Geography KS3: The balance between tourism and conservation in Madagascar
The children consider whether Madagascar would be better without tourism.
We then meet local people who sell souvenirs that help bring money into the local economy and create jobs for local people.
The children work alongside local people to make whale souvenirs and think about the link between economy and conservation.
Eight children from the UK visit Madagascar to see what life is like there for people and animals.
Their time is spent visiting exotic tourist locations where people are allowed to get up close to the animals.
This includes a popular sightseeing boat trip to watch humpback whales and a discussion about the effects of noise pollution on the whales.
This clip is from the series Deadly Dilemmas.
Could be used to start a discussion for and against tourism in Madagascar.
Students could be encouraged to discuss wildlife regulations that govern tourism.
How are animals by tourism? What is the consequence of increasing numbers of tourists?
In groups, children could agree a set of wildlife regulations that tourists should abide by.
Students can be asked to debate the impact of tourism on wildlife and the pros and cons of tourism in general.
Are there any positives to tourism in Madagascar?

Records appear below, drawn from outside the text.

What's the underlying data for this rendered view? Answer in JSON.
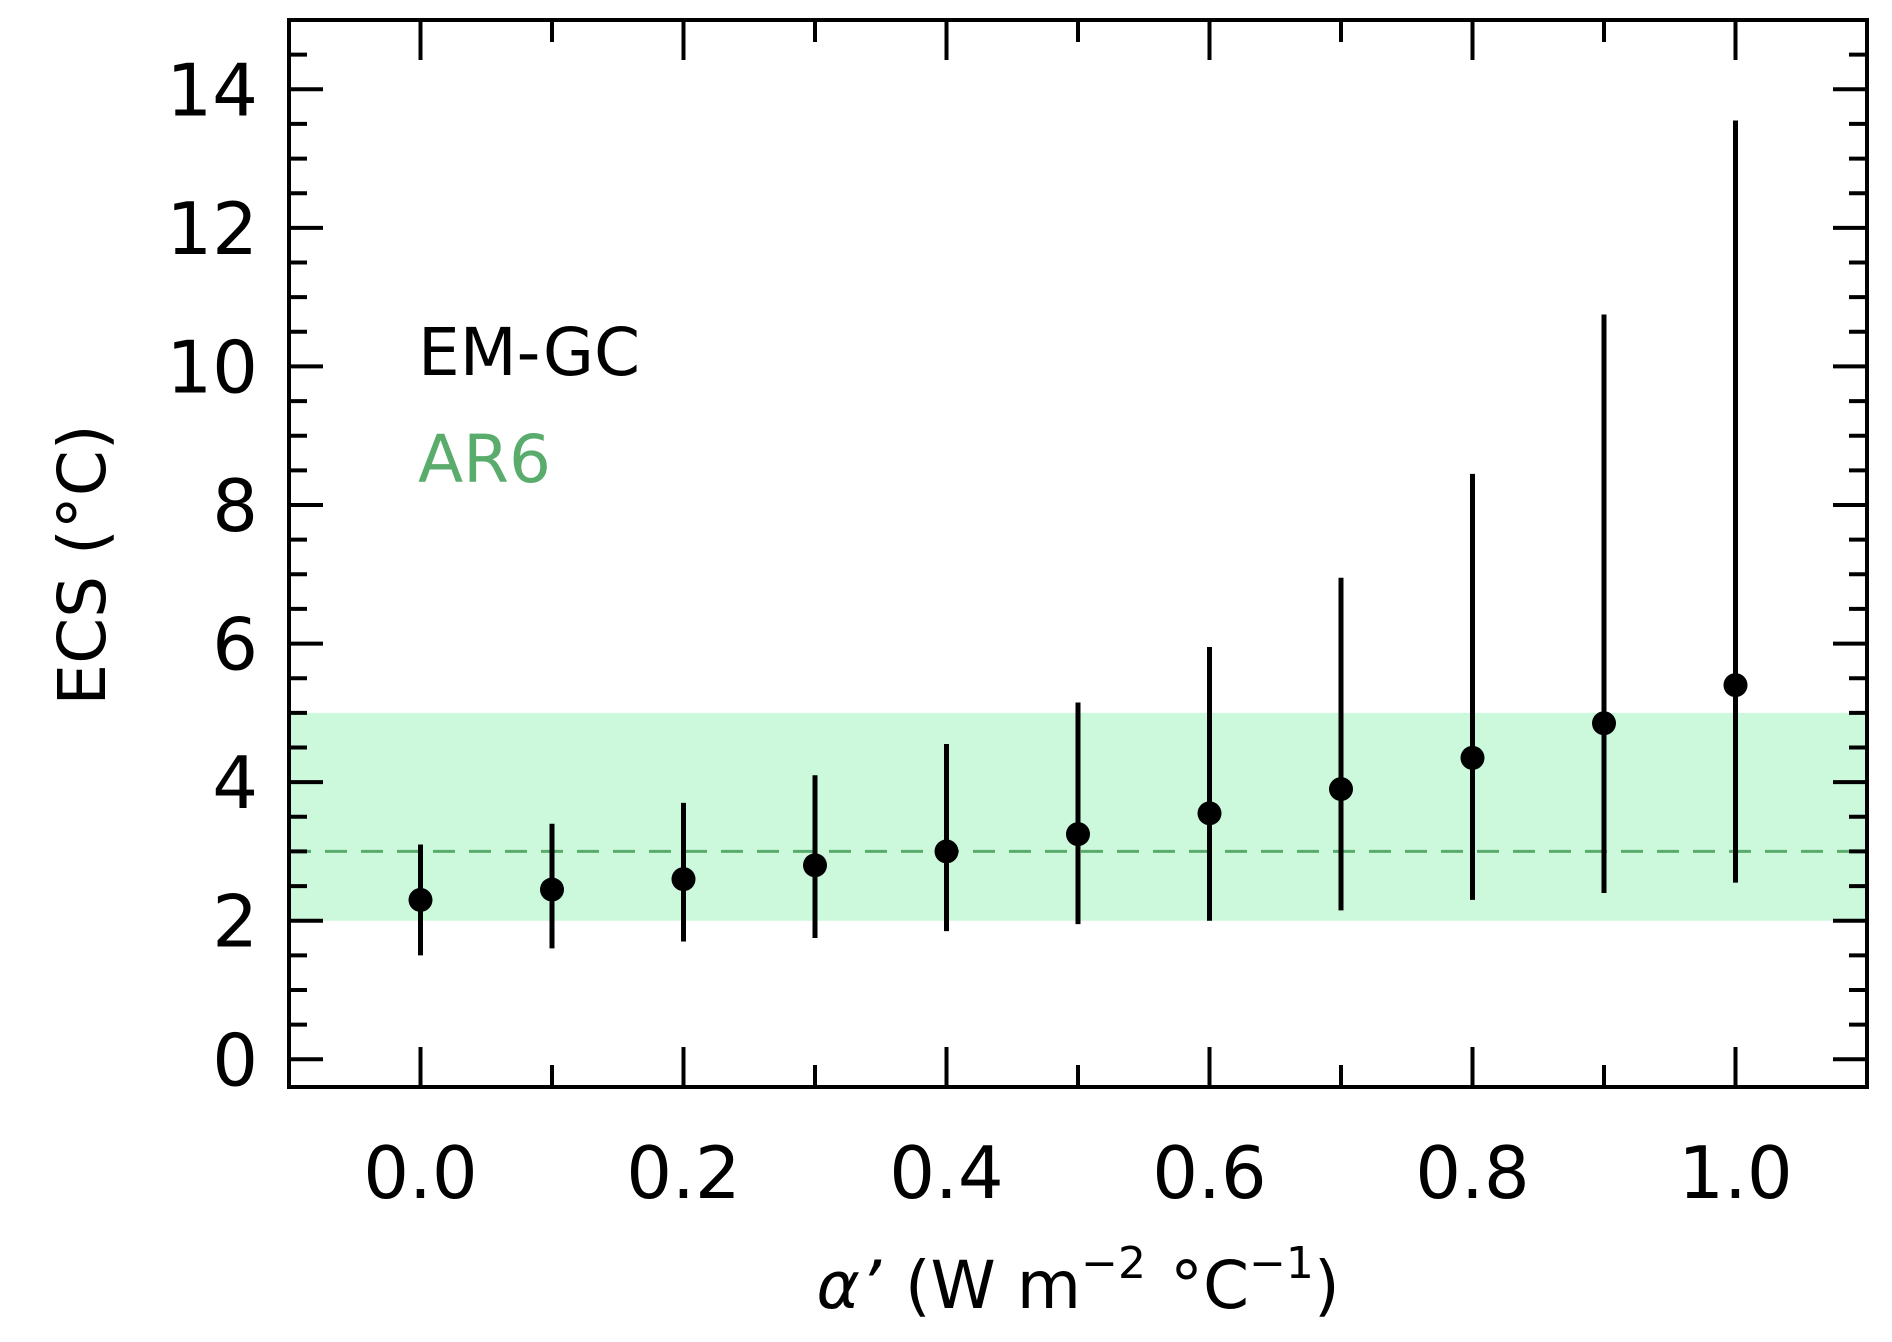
{
  "chart_data": {
    "type": "scatter",
    "title": "",
    "xlabel": {
      "symbol": "α’",
      "text": "(W m",
      "exp1": "−2",
      "mid": "°C",
      "exp2": "−1",
      "close": ")"
    },
    "ylabel": "ECS (°C)",
    "xlim": [
      -0.1,
      1.1
    ],
    "ylim": [
      -0.4,
      15
    ],
    "x_ticks": [
      0.0,
      0.2,
      0.4,
      0.6,
      0.8,
      1.0
    ],
    "x_tick_labels": [
      "0.0",
      "0.2",
      "0.4",
      "0.6",
      "0.8",
      "1.0"
    ],
    "y_ticks": [
      0,
      2,
      4,
      6,
      8,
      10,
      12,
      14
    ],
    "y_tick_labels": [
      "0",
      "2",
      "4",
      "6",
      "8",
      "10",
      "12",
      "14"
    ],
    "grid": false,
    "legend": [
      {
        "name": "EM-GC",
        "color": "#000000"
      },
      {
        "name": "AR6",
        "color": "#5aac6c"
      }
    ],
    "series": [
      {
        "name": "EM-GC",
        "color": "#000000",
        "points": [
          {
            "x": 0.0,
            "y": 2.3,
            "low": 1.5,
            "high": 3.1
          },
          {
            "x": 0.1,
            "y": 2.45,
            "low": 1.6,
            "high": 3.4
          },
          {
            "x": 0.2,
            "y": 2.6,
            "low": 1.7,
            "high": 3.7
          },
          {
            "x": 0.3,
            "y": 2.8,
            "low": 1.75,
            "high": 4.1
          },
          {
            "x": 0.4,
            "y": 3.0,
            "low": 1.85,
            "high": 4.55
          },
          {
            "x": 0.5,
            "y": 3.25,
            "low": 1.95,
            "high": 5.15
          },
          {
            "x": 0.6,
            "y": 3.55,
            "low": 2.0,
            "high": 5.95
          },
          {
            "x": 0.7,
            "y": 3.9,
            "low": 2.15,
            "high": 6.95
          },
          {
            "x": 0.8,
            "y": 4.35,
            "low": 2.3,
            "high": 8.45
          },
          {
            "x": 0.9,
            "y": 4.85,
            "low": 2.4,
            "high": 10.75
          },
          {
            "x": 1.0,
            "y": 5.4,
            "low": 2.55,
            "high": 13.55
          }
        ]
      }
    ],
    "band": {
      "name": "AR6",
      "low": 2.0,
      "high": 5.0,
      "best": 3.0,
      "fill": "#ccf8dc",
      "line_color": "#5aac6c"
    }
  }
}
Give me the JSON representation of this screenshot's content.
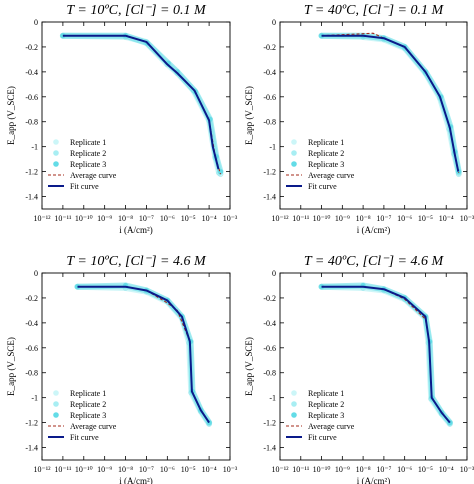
{
  "chart_data": [
    {
      "type": "line",
      "title": "T = 10ºC, [Cl⁻] = 0.1 M",
      "xlabel": "i (A/cm²)",
      "ylabel": "E_app (V_SCE)",
      "x_scale": "log",
      "xlim": [
        1e-12,
        0.001
      ],
      "ylim": [
        -1.5,
        0.0
      ],
      "x_tick_labels": [
        "10⁻¹²",
        "10⁻¹¹",
        "10⁻¹⁰",
        "10⁻⁹",
        "10⁻⁸",
        "10⁻⁷",
        "10⁻⁶",
        "10⁻⁵",
        "10⁻⁴",
        "10⁻³"
      ],
      "y_tick_labels": [
        "0",
        "-0.2",
        "-0.4",
        "-0.6",
        "-0.8",
        "-1",
        "-1.2",
        "-1.4"
      ],
      "y_ticks": [
        0,
        -0.2,
        -0.4,
        -0.6,
        -0.8,
        -1.0,
        -1.2,
        -1.4
      ],
      "legend": {
        "placement": "bottom-left"
      },
      "series": [
        {
          "name": "Replicate 1",
          "style": "marker",
          "color": "#ccf6f8",
          "x": [
            1e-11,
            1e-08,
            1e-07,
            1e-06,
            3e-06,
            2e-05,
            0.0001,
            0.0002,
            0.00035
          ],
          "y": [
            -0.11,
            -0.11,
            -0.16,
            -0.33,
            -0.4,
            -0.55,
            -0.78,
            -1.08,
            -1.22
          ]
        },
        {
          "name": "Replicate 2",
          "style": "marker",
          "color": "#a8eef3",
          "x": [
            1e-11,
            1e-08,
            9e-08,
            1e-06,
            3e-06,
            1.8e-05,
            0.0001,
            0.0002,
            0.0003
          ],
          "y": [
            -0.11,
            -0.12,
            -0.16,
            -0.34,
            -0.41,
            -0.55,
            -0.79,
            -1.09,
            -1.21
          ]
        },
        {
          "name": "Replicate 3",
          "style": "marker",
          "color": "#63dce7",
          "x": [
            1e-11,
            1e-08,
            1.1e-07,
            1.1e-06,
            3e-06,
            2.2e-05,
            0.00011,
            0.00022,
            0.00035
          ],
          "y": [
            -0.11,
            -0.11,
            -0.17,
            -0.33,
            -0.4,
            -0.56,
            -0.78,
            -1.08,
            -1.2
          ]
        },
        {
          "name": "Average curve",
          "style": "dashed",
          "color": "#a32a1a",
          "x": [
            1e-11,
            1e-08,
            1e-07,
            1e-06,
            3e-06,
            2e-05,
            0.0001,
            0.0002,
            0.00035
          ],
          "y": [
            -0.11,
            -0.11,
            -0.16,
            -0.34,
            -0.41,
            -0.55,
            -0.79,
            -1.08,
            -1.22
          ]
        },
        {
          "name": "Fit curve",
          "style": "solid",
          "color": "#0a1a8a",
          "x": [
            1e-11,
            1e-08,
            1e-07,
            1e-06,
            3e-06,
            2e-05,
            0.0001,
            0.00015,
            0.00028
          ],
          "y": [
            -0.11,
            -0.11,
            -0.16,
            -0.34,
            -0.41,
            -0.55,
            -0.79,
            -1.0,
            -1.18
          ]
        }
      ]
    },
    {
      "type": "line",
      "title": "T = 40ºC, [Cl⁻] = 0.1 M",
      "xlabel": "i (A/cm²)",
      "ylabel": "E_app (V_SCE)",
      "x_scale": "log",
      "xlim": [
        1e-12,
        0.001
      ],
      "ylim": [
        -1.5,
        0.0
      ],
      "x_tick_labels": [
        "10⁻¹²",
        "10⁻¹¹",
        "10⁻¹⁰",
        "10⁻⁹",
        "10⁻⁸",
        "10⁻⁷",
        "10⁻⁶",
        "10⁻⁵",
        "10⁻⁴",
        "10⁻³"
      ],
      "y_tick_labels": [
        "0",
        "-0.2",
        "-0.4",
        "-0.6",
        "-0.8",
        "-1",
        "-1.2",
        "-1.4"
      ],
      "y_ticks": [
        0,
        -0.2,
        -0.4,
        -0.6,
        -0.8,
        -1.0,
        -1.2,
        -1.4
      ],
      "legend": {
        "placement": "bottom-left"
      },
      "series": [
        {
          "name": "Replicate 1",
          "style": "marker",
          "color": "#ccf6f8",
          "x": [
            1e-10,
            1e-08,
            1e-07,
            1e-06,
            1e-05,
            5e-05,
            0.00015,
            0.00025,
            0.0004
          ],
          "y": [
            -0.11,
            -0.11,
            -0.13,
            -0.2,
            -0.4,
            -0.6,
            -0.85,
            -1.05,
            -1.22
          ]
        },
        {
          "name": "Replicate 2",
          "style": "marker",
          "color": "#a8eef3",
          "x": [
            1e-10,
            1e-08,
            1e-07,
            1e-06,
            1e-05,
            5e-05,
            0.00014,
            0.00024,
            0.0004
          ],
          "y": [
            -0.11,
            -0.12,
            -0.14,
            -0.21,
            -0.41,
            -0.61,
            -0.86,
            -1.06,
            -1.21
          ]
        },
        {
          "name": "Replicate 3",
          "style": "marker",
          "color": "#63dce7",
          "x": [
            1e-10,
            1e-08,
            1e-07,
            1e-06,
            1e-05,
            5.5e-05,
            0.00016,
            0.00026,
            0.0004
          ],
          "y": [
            -0.11,
            -0.11,
            -0.13,
            -0.2,
            -0.4,
            -0.6,
            -0.84,
            -1.04,
            -1.2
          ]
        },
        {
          "name": "Average curve",
          "style": "dashed",
          "color": "#a32a1a",
          "x": [
            1e-10,
            3e-08,
            1e-07,
            1e-06,
            1e-05,
            5e-05,
            0.00015,
            0.00025,
            0.0004
          ],
          "y": [
            -0.11,
            -0.09,
            -0.13,
            -0.2,
            -0.4,
            -0.6,
            -0.85,
            -1.05,
            -1.21
          ]
        },
        {
          "name": "Fit curve",
          "style": "solid",
          "color": "#0a1a8a",
          "x": [
            1e-10,
            1e-08,
            1e-07,
            1e-06,
            1e-05,
            5e-05,
            0.00015,
            0.00025,
            0.00038
          ],
          "y": [
            -0.11,
            -0.11,
            -0.13,
            -0.2,
            -0.4,
            -0.6,
            -0.85,
            -1.05,
            -1.2
          ]
        }
      ]
    },
    {
      "type": "line",
      "title": "T = 10ºC, [Cl⁻] = 4.6 M",
      "xlabel": "i (A/cm²)",
      "ylabel": "E_app (V_SCE)",
      "x_scale": "log",
      "xlim": [
        1e-12,
        0.001
      ],
      "ylim": [
        -1.5,
        0.0
      ],
      "x_tick_labels": [
        "10⁻¹²",
        "10⁻¹¹",
        "10⁻¹⁰",
        "10⁻⁹",
        "10⁻⁸",
        "10⁻⁷",
        "10⁻⁶",
        "10⁻⁵",
        "10⁻⁴",
        "10⁻³"
      ],
      "y_tick_labels": [
        "0",
        "-0.2",
        "-0.4",
        "-0.6",
        "-0.8",
        "-1",
        "-1.2",
        "-1.4"
      ],
      "y_ticks": [
        0,
        -0.2,
        -0.4,
        -0.6,
        -0.8,
        -1.0,
        -1.2,
        -1.4
      ],
      "legend": {
        "placement": "bottom-left"
      },
      "series": [
        {
          "name": "Replicate 1",
          "style": "marker",
          "color": "#ccf6f8",
          "x": [
            5e-11,
            1e-08,
            1e-07,
            1e-06,
            5e-06,
            1.2e-05,
            1.5e-05,
            4e-05,
            0.0001
          ],
          "y": [
            -0.11,
            -0.11,
            -0.14,
            -0.22,
            -0.35,
            -0.55,
            -0.95,
            -1.1,
            -1.2
          ]
        },
        {
          "name": "Replicate 2",
          "style": "marker",
          "color": "#a8eef3",
          "x": [
            5e-11,
            1e-08,
            1e-07,
            1e-06,
            5e-06,
            1.1e-05,
            1.4e-05,
            4e-05,
            0.0001
          ],
          "y": [
            -0.11,
            -0.12,
            -0.15,
            -0.23,
            -0.36,
            -0.56,
            -0.96,
            -1.11,
            -1.21
          ]
        },
        {
          "name": "Replicate 3",
          "style": "marker",
          "color": "#63dce7",
          "x": [
            5e-11,
            1e-08,
            1e-07,
            1e-06,
            5e-06,
            1.3e-05,
            1.6e-05,
            4e-05,
            0.0001
          ],
          "y": [
            -0.11,
            -0.1,
            -0.14,
            -0.22,
            -0.35,
            -0.55,
            -0.95,
            -1.1,
            -1.2
          ]
        },
        {
          "name": "Average curve",
          "style": "dashed",
          "color": "#a32a1a",
          "x": [
            5e-11,
            1e-08,
            1e-07,
            1e-06,
            3e-06,
            1.2e-05,
            1.5e-05,
            4e-05,
            0.0001
          ],
          "y": [
            -0.11,
            -0.11,
            -0.14,
            -0.24,
            -0.3,
            -0.55,
            -0.95,
            -1.1,
            -1.2
          ]
        },
        {
          "name": "Fit curve",
          "style": "solid",
          "color": "#0a1a8a",
          "x": [
            5e-11,
            1e-08,
            1e-07,
            1e-06,
            5e-06,
            1.2e-05,
            1.5e-05,
            4e-05,
            0.0001
          ],
          "y": [
            -0.11,
            -0.11,
            -0.14,
            -0.22,
            -0.35,
            -0.55,
            -0.95,
            -1.1,
            -1.2
          ]
        }
      ]
    },
    {
      "type": "line",
      "title": "T = 40ºC, [Cl⁻] = 4.6 M",
      "xlabel": "i (A/cm²)",
      "ylabel": "E_app (V_SCE)",
      "x_scale": "log",
      "xlim": [
        1e-12,
        0.001
      ],
      "ylim": [
        -1.5,
        0.0
      ],
      "x_tick_labels": [
        "10⁻¹²",
        "10⁻¹¹",
        "10⁻¹⁰",
        "10⁻⁹",
        "10⁻⁸",
        "10⁻⁷",
        "10⁻⁶",
        "10⁻⁵",
        "10⁻⁴",
        "10⁻³"
      ],
      "y_tick_labels": [
        "0",
        "-0.2",
        "-0.4",
        "-0.6",
        "-0.8",
        "-1",
        "-1.2",
        "-1.4"
      ],
      "y_ticks": [
        0,
        -0.2,
        -0.4,
        -0.6,
        -0.8,
        -1.0,
        -1.2,
        -1.4
      ],
      "legend": {
        "placement": "bottom-left"
      },
      "series": [
        {
          "name": "Replicate 1",
          "style": "marker",
          "color": "#ccf6f8",
          "x": [
            1e-10,
            1e-08,
            1e-07,
            1e-06,
            1e-05,
            1.5e-05,
            2e-05,
            6e-05,
            0.00015
          ],
          "y": [
            -0.11,
            -0.11,
            -0.13,
            -0.2,
            -0.35,
            -0.55,
            -1.0,
            -1.12,
            -1.2
          ]
        },
        {
          "name": "Replicate 2",
          "style": "marker",
          "color": "#a8eef3",
          "x": [
            1e-10,
            1e-08,
            1e-07,
            1e-06,
            1e-05,
            1.4e-05,
            1.9e-05,
            6e-05,
            0.00015
          ],
          "y": [
            -0.11,
            -0.12,
            -0.14,
            -0.21,
            -0.36,
            -0.56,
            -1.01,
            -1.13,
            -1.21
          ]
        },
        {
          "name": "Replicate 3",
          "style": "marker",
          "color": "#63dce7",
          "x": [
            1e-10,
            1e-08,
            1e-07,
            1e-06,
            1e-05,
            1.6e-05,
            2.1e-05,
            6e-05,
            0.00015
          ],
          "y": [
            -0.11,
            -0.1,
            -0.13,
            -0.2,
            -0.35,
            -0.55,
            -1.0,
            -1.12,
            -1.2
          ]
        },
        {
          "name": "Average curve",
          "style": "dashed",
          "color": "#a32a1a",
          "x": [
            1e-10,
            1e-08,
            1e-07,
            1e-06,
            1e-05,
            1.5e-05,
            2e-05,
            6e-05,
            0.00015
          ],
          "y": [
            -0.11,
            -0.11,
            -0.13,
            -0.21,
            -0.37,
            -0.55,
            -1.0,
            -1.12,
            -1.2
          ]
        },
        {
          "name": "Fit curve",
          "style": "solid",
          "color": "#0a1a8a",
          "x": [
            1e-10,
            1e-08,
            1e-07,
            1e-06,
            1e-05,
            1.5e-05,
            2e-05,
            6e-05,
            0.00015
          ],
          "y": [
            -0.11,
            -0.11,
            -0.13,
            -0.2,
            -0.35,
            -0.55,
            -1.0,
            -1.12,
            -1.2
          ]
        }
      ]
    }
  ]
}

Can the economy and conservation support each other?
In pairs, students can work to summarise different sides of the argument.
As a further activity, the class can be divided into groups to produce a TV advert (in storyboard form or as a short film), radio jingle or poster to persuade people to visit Madagascar in a way that supports the local economy in their efforts to protect the whales.
This clip will be relevant for teaching Geography at KS3 in England, Wales and Northern Ireland and 3rd and 4th Level in Scotland.